When President Trump imposed tariffs on imported solar panels and washing machines, I was reminded of a line from George Orwell: “We have now sunk to a depth at which the restatement of the obvious is the first duty of intelligent men.”

While Orwell’s comment was focused on military and political issues of the late 1930s, my subject is economics, and to most people in my field, the benefits of an unfettered system of world trade are obvious. Any good student of Econ 101 can explain the logic.

But in light of the growing evidence of the Trump administration’s apparent disdain for free trade, from the recent tariffs, to a report recommending fresh quotas or tariffs on steel and aluminum, to its earlier rejection of the Trans-Pacific Partnership, it may be worth reviewing the theory, as well as the evidence that convinces economists that the theory is right.
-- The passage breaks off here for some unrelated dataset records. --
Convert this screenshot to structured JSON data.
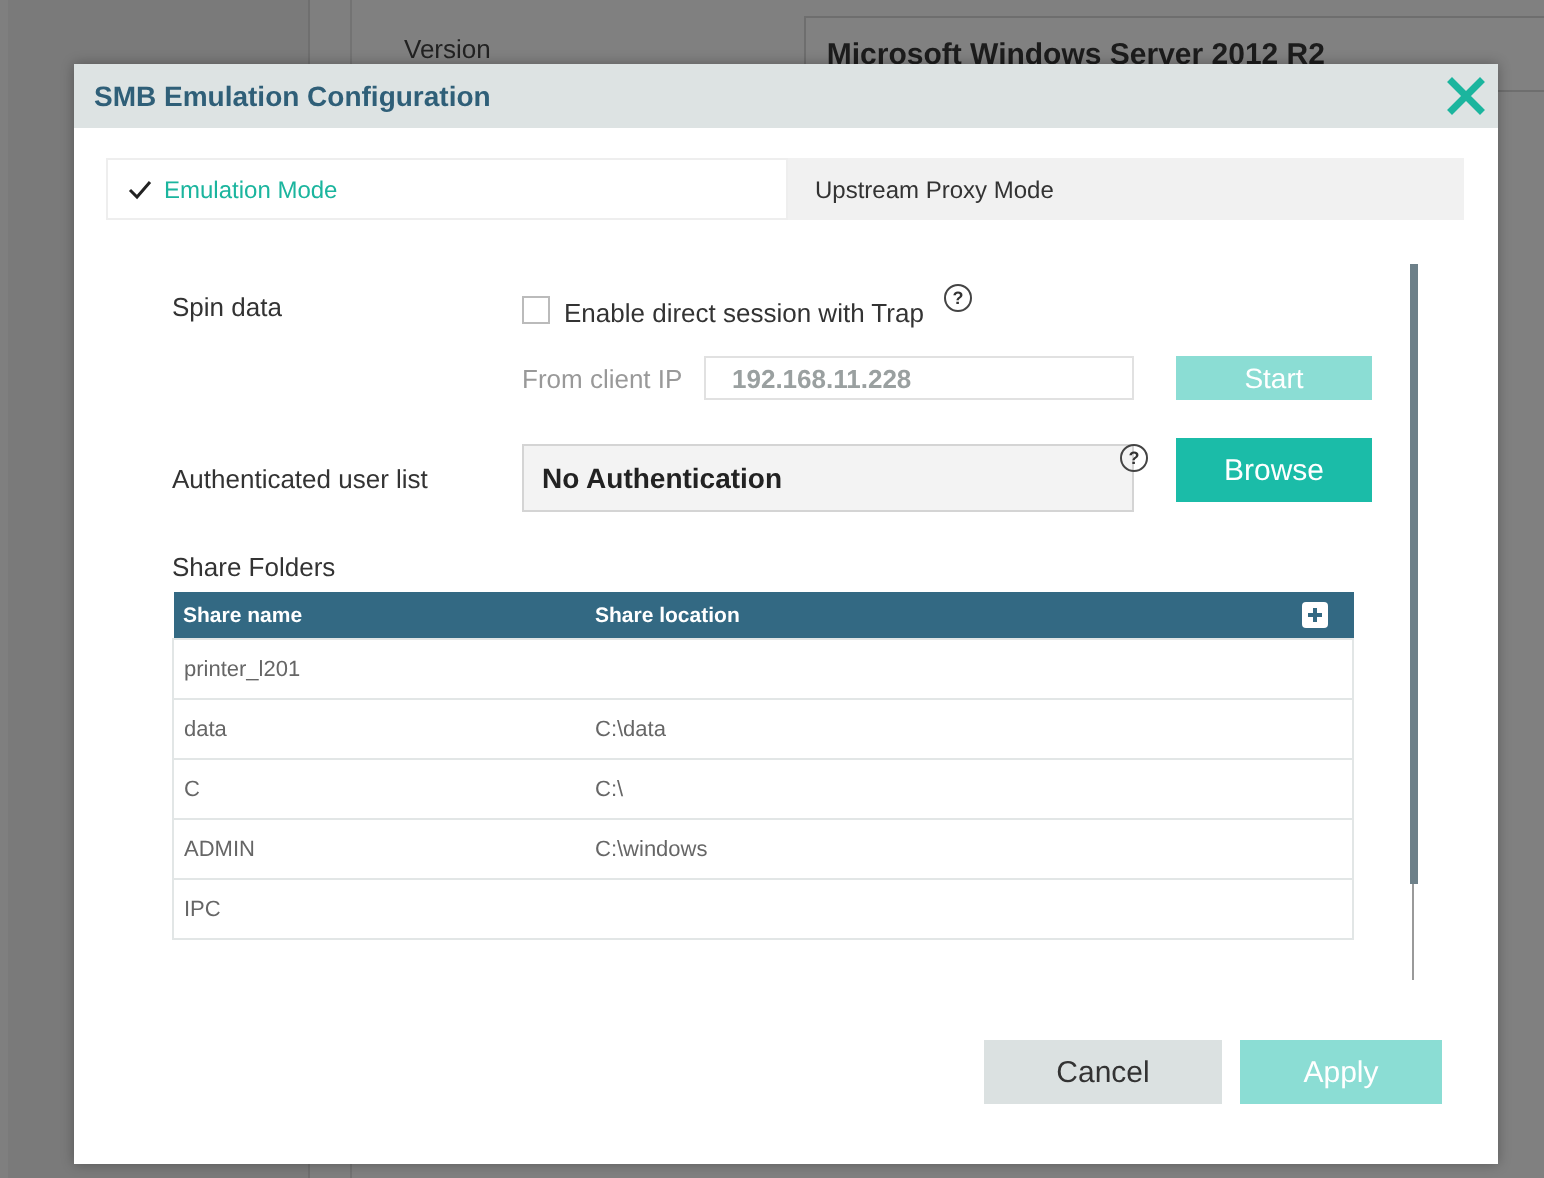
{
  "background": {
    "version_label": "Version",
    "version_value": "Microsoft Windows Server 2012 R2"
  },
  "dialog": {
    "title": "SMB Emulation Configuration",
    "tabs": [
      {
        "label": "Emulation Mode",
        "selected": true
      },
      {
        "label": "Upstream Proxy Mode",
        "selected": false
      }
    ],
    "spin_data": {
      "label": "Spin data",
      "checkbox": {
        "label": "Enable direct session with Trap",
        "checked": false
      },
      "help": "?",
      "client_ip": {
        "label": "From client IP",
        "value": "192.168.11.228",
        "disabled": true
      },
      "start_button": {
        "label": "Start",
        "disabled": true
      }
    },
    "auth": {
      "label": "Authenticated user list",
      "value": "No Authentication",
      "help": "?",
      "browse_button": {
        "label": "Browse",
        "disabled": false
      }
    },
    "share_folders": {
      "label": "Share Folders",
      "columns": [
        "Share name",
        "Share location"
      ],
      "rows": [
        [
          "printer_l201",
          ""
        ],
        [
          "data",
          "C:\\data"
        ],
        [
          "C",
          "C:\\"
        ],
        [
          "ADMIN",
          "C:\\windows"
        ],
        [
          "IPC",
          ""
        ]
      ]
    },
    "buttons": [
      {
        "label": "Cancel",
        "kind": "secondary",
        "disabled": false
      },
      {
        "label": "Apply",
        "kind": "primary",
        "disabled": true
      }
    ]
  }
}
The place to start is 18th-century Scotland. Adam Smith’s book “An Inquiry Into the Nature and Causes of the Wealth of Nations” is often credited as the beginning of economics. The case for free trade is one of its major themes.

Smith argued that trade among nations is like trade among people. No one feels compelled to sew his own clothes and grow his own food simply to keep busy. Instead, we find employment doing what we do best and rely on other people for most goods and services. Similarly, nations should specialize in producing what they do best and freely trade with other nations to satisfy their consumption needs.